Learned classification tree model2:
DecisionTreeModel classifier of depth 4 with 23 nodes
  If (feature 20 <= 68.0)
   If (feature 25 <= 0.48)
    If (feature 31 <= 0.1)
     If (feature 1 <= 0.0)
      Predict: 18.0
     Else (feature 1 > 0.0)
      Predict: 20.0
    Else (feature 31 > 0.1)
     If (feature 1 <= 7.0)
      Predict: 13.0
     Else (feature 1 > 7.0)
      Predict: 20.0
   Else (feature 25 > 0.48)
    If (feature 6 <= 0.0)
     If (feature 1 <= 28.0)
      Predict: 20.0
     Else (feature 1 > 28.0)
      Predict: 20.0
    Else (feature 6 > 0.0)
     If (feature 1 <= 1907.0)
      Predict: 20.0
     Else (feature 1 > 1907.0)
      Predict: 8.0
  Else (feature 20 > 68.0)
   If (feature 1 <= 519.0)
    If (feature 1 <= 28.0)
     If (feature 1 <= 17.0)
      Predict: 13.0
     Else (feature 1 > 17.0)
      Predict: 4.0
    Else (feature 1 > 28.0)
     Predict: 20.0
   Else (feature 1 > 519.0)
    Predict: 12.0



Using the model to predict for new set of data points.

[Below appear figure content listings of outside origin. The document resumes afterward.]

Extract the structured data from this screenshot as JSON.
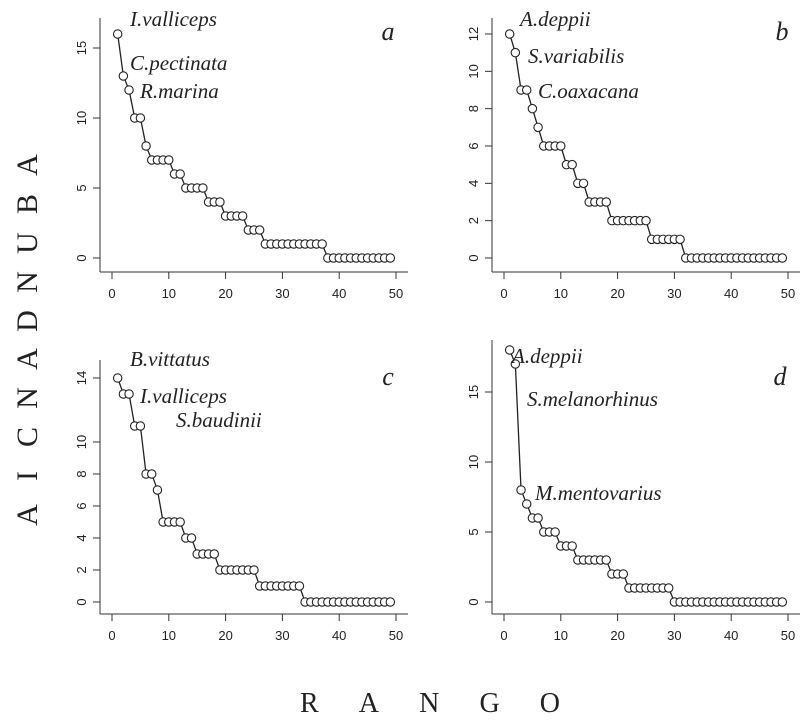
{
  "figure": {
    "ylabel_letters": [
      "A",
      "B",
      "U",
      "N",
      "D",
      "A",
      "N",
      "C",
      "I",
      "A"
    ],
    "xlabel_letters": [
      "R",
      "A",
      "N",
      "G",
      "O"
    ],
    "colors": {
      "line": "#222222",
      "axis": "#333333"
    }
  },
  "chart_data": [
    {
      "type": "line",
      "panel_label": "a",
      "xlim": [
        0,
        50
      ],
      "ylim": [
        0,
        16
      ],
      "x_ticks": [
        0,
        10,
        20,
        30,
        40,
        50
      ],
      "y_ticks": [
        0,
        5,
        10,
        15
      ],
      "grid": false,
      "annotations": [
        "I.valliceps",
        "C.pectinata",
        "R.marina"
      ],
      "x": [
        1,
        2,
        3,
        4,
        5,
        6,
        7,
        8,
        9,
        10,
        11,
        12,
        13,
        14,
        15,
        16,
        17,
        18,
        19,
        20,
        21,
        22,
        23,
        24,
        25,
        26,
        27,
        28,
        29,
        30,
        31,
        32,
        33,
        34,
        35,
        36,
        37,
        38,
        39,
        40,
        41,
        42,
        43,
        44,
        45,
        46,
        47,
        48,
        49
      ],
      "values": [
        16,
        13,
        12,
        10,
        10,
        8,
        7,
        7,
        7,
        7,
        6,
        6,
        5,
        5,
        5,
        5,
        4,
        4,
        4,
        3,
        3,
        3,
        3,
        2,
        2,
        2,
        1,
        1,
        1,
        1,
        1,
        1,
        1,
        1,
        1,
        1,
        1,
        0,
        0,
        0,
        0,
        0,
        0,
        0,
        0,
        0,
        0,
        0,
        0
      ]
    },
    {
      "type": "line",
      "panel_label": "b",
      "xlim": [
        0,
        50
      ],
      "ylim": [
        0,
        12
      ],
      "x_ticks": [
        0,
        10,
        20,
        30,
        40,
        50
      ],
      "y_ticks": [
        0,
        2,
        4,
        6,
        8,
        10,
        12
      ],
      "grid": false,
      "annotations": [
        "A.deppii",
        "S.variabilis",
        "C.oaxacana"
      ],
      "x": [
        1,
        2,
        3,
        4,
        5,
        6,
        7,
        8,
        9,
        10,
        11,
        12,
        13,
        14,
        15,
        16,
        17,
        18,
        19,
        20,
        21,
        22,
        23,
        24,
        25,
        26,
        27,
        28,
        29,
        30,
        31,
        32,
        33,
        34,
        35,
        36,
        37,
        38,
        39,
        40,
        41,
        42,
        43,
        44,
        45,
        46,
        47,
        48,
        49
      ],
      "values": [
        12,
        11,
        9,
        9,
        8,
        7,
        6,
        6,
        6,
        6,
        5,
        5,
        4,
        4,
        3,
        3,
        3,
        3,
        2,
        2,
        2,
        2,
        2,
        2,
        2,
        1,
        1,
        1,
        1,
        1,
        1,
        0,
        0,
        0,
        0,
        0,
        0,
        0,
        0,
        0,
        0,
        0,
        0,
        0,
        0,
        0,
        0,
        0,
        0
      ]
    },
    {
      "type": "line",
      "panel_label": "c",
      "xlim": [
        0,
        50
      ],
      "ylim": [
        0,
        14
      ],
      "x_ticks": [
        0,
        10,
        20,
        30,
        40,
        50
      ],
      "y_ticks": [
        0,
        2,
        4,
        6,
        8,
        10,
        14
      ],
      "grid": false,
      "annotations": [
        "B.vittatus",
        "I.valliceps",
        "S.baudinii"
      ],
      "x": [
        1,
        2,
        3,
        4,
        5,
        6,
        7,
        8,
        9,
        10,
        11,
        12,
        13,
        14,
        15,
        16,
        17,
        18,
        19,
        20,
        21,
        22,
        23,
        24,
        25,
        26,
        27,
        28,
        29,
        30,
        31,
        32,
        33,
        34,
        35,
        36,
        37,
        38,
        39,
        40,
        41,
        42,
        43,
        44,
        45,
        46,
        47,
        48,
        49
      ],
      "values": [
        14,
        13,
        13,
        11,
        11,
        8,
        8,
        7,
        5,
        5,
        5,
        5,
        4,
        4,
        3,
        3,
        3,
        3,
        2,
        2,
        2,
        2,
        2,
        2,
        2,
        1,
        1,
        1,
        1,
        1,
        1,
        1,
        1,
        0,
        0,
        0,
        0,
        0,
        0,
        0,
        0,
        0,
        0,
        0,
        0,
        0,
        0,
        0,
        0
      ]
    },
    {
      "type": "line",
      "panel_label": "d",
      "xlim": [
        0,
        50
      ],
      "ylim": [
        0,
        18
      ],
      "x_ticks": [
        0,
        10,
        20,
        30,
        40,
        50
      ],
      "y_ticks": [
        0,
        5,
        10,
        15
      ],
      "grid": false,
      "annotations": [
        "A.deppii",
        "S.melanorhinus",
        "M.mentovarius"
      ],
      "x": [
        1,
        2,
        3,
        4,
        5,
        6,
        7,
        8,
        9,
        10,
        11,
        12,
        13,
        14,
        15,
        16,
        17,
        18,
        19,
        20,
        21,
        22,
        23,
        24,
        25,
        26,
        27,
        28,
        29,
        30,
        31,
        32,
        33,
        34,
        35,
        36,
        37,
        38,
        39,
        40,
        41,
        42,
        43,
        44,
        45,
        46,
        47,
        48,
        49
      ],
      "values": [
        18,
        17,
        8,
        7,
        6,
        6,
        5,
        5,
        5,
        4,
        4,
        4,
        3,
        3,
        3,
        3,
        3,
        3,
        2,
        2,
        2,
        1,
        1,
        1,
        1,
        1,
        1,
        1,
        1,
        0,
        0,
        0,
        0,
        0,
        0,
        0,
        0,
        0,
        0,
        0,
        0,
        0,
        0,
        0,
        0,
        0,
        0,
        0,
        0
      ]
    }
  ]
}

* Write functions to load a file, parse and classify new data using the predict method of the given model.
* Create a new dict by reversing the key, values of label dictionary so that the names of the predicted values can be displayed instead of only the corresponding the number.

In [33]:
def get_currentline(pstr):
    cline = pstr.split(",")
    return [cline[0]]+cline[4:numfields-2]


In [34]:
def classify(filename, pmodel):
    currentData = sc.textFile(filename)
    fields = currentData.map(lambda gline: get_currentline(gline))
    return pmodel.predict(fields.map(lambda x: x))

In [35]:
labelDictRev = dict((v,k) for k, v in labelDict.items())

In [36]:
# Alternate syntax to reverse key, values of a dictionary
# labelDictRev2 = {v: k for k, v in labelDict.items()}

In [37]:
for k, v in labelDictRev.items():
    print(k, v)


0 multihop.
1 rootkit.
2 warezclient.
3 ipsweep.
4 teardrop.
5 warezmaster.
6 pod.
7 perl.
8 back.
9 land.
10 portsweep.
11 guess_passwd.
12 smurf.
13 satan.
14 imap.
15 ftp_write.
16 loadmodule.
17 nmap.
18 neptune.
19 buffer_overflow.
20 normal.
21 spy.
22 phf.


Classify new data given in current.txt file using the model with the help of above functions.

In [38]:
cLabelsAndPredictions = classify("current.txt", model)

In [39]:
for pred in cLabelsAndPredictions.collect():
    print(pred, labelDictRev[int(pred)])

20.0 normal.
20.0 normal.
20.0 normal.
18.0 neptune.
20.0 normal.
3.0 ipsweep.
20.0 normal.
18.0 neptune.
20.0 normal.
20.0 normal.


We can pass model2 also as the parameter to classify function and do the predictions if we find the accuracy of model2 to be better.